Let’s flip the script. Let’s say it’s “us” and not “them.” What can I do differently to improve the likelihood that kids will follow through? What would happen if I changed how directions, request, etc. are delivered? How would I do that? Let’s try the “3 Cs” and see what happens.

Directions should be:

Clear: This means that they should be easy to perceive, understand, and interpret. They should be free from yelling, assumptions, and implications. They should be delivered in a language, tone, and context that both parties understand. They should be void of distractions, yours and theirs. No yelling them out from the other room, as you walk by, or while they are playing video games. Make eye contact.

Concise: Directions should be short and to the point. Brief but comprehensive. With children, they should come one step at a time. They should be direct.
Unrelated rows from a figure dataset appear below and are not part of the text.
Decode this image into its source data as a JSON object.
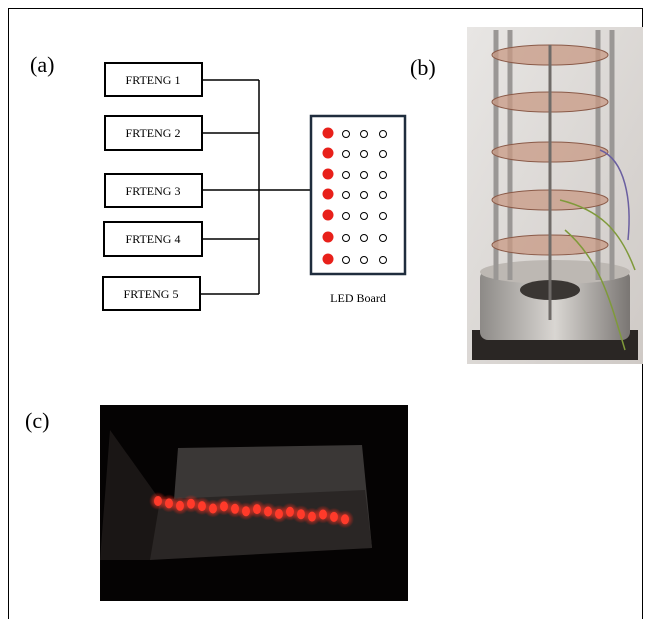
{
  "panels": [
    {
      "label": "(a)"
    },
    {
      "label": "(b)"
    },
    {
      "label": "(c)"
    }
  ],
  "nodes": [
    {
      "label": "FRTENG 1"
    },
    {
      "label": "FRTENG 2"
    },
    {
      "label": "FRTENG 3"
    },
    {
      "label": "FRTENG 4"
    },
    {
      "label": "FRTENG 5"
    }
  ],
  "led_board": {
    "label": "LED Board"
  }
}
Complete: Directions should have all the necessary and appropriate parts. They should be specific in their details so that all expectations are known.

A bad example: “Clean your room.” It’s not clear, not concise, not complete. There is a lot of information missing. Clean your room to one may mean something different to another. Are we talking about dusting and vacuuming or just putting toys away? We need to make that clear. A good example: “Put your blue t-shirt on the white hanger.” They, and you, know exactly what needs to be done. Ask questions to see if they received the message. Avoid unrealistic expectations for yourself and for them. Set yourself and your children up for success. As they grow and improve you can slowly add steps. And as the behaviors have been repeated and learned then more vague directions can be made. For example, once all the steps and expectations have been identified and learned (e.g. vacuuming, putting toys away, putting clothes away, etc.) then you can start to say “clean your room” because everyone knows what that means.

If you’re finding that this isn’t working maybe talking to a professional would help. There are many reasons people, especially children, struggle. There are also different groups, classes for parents, and individual services available to those in need.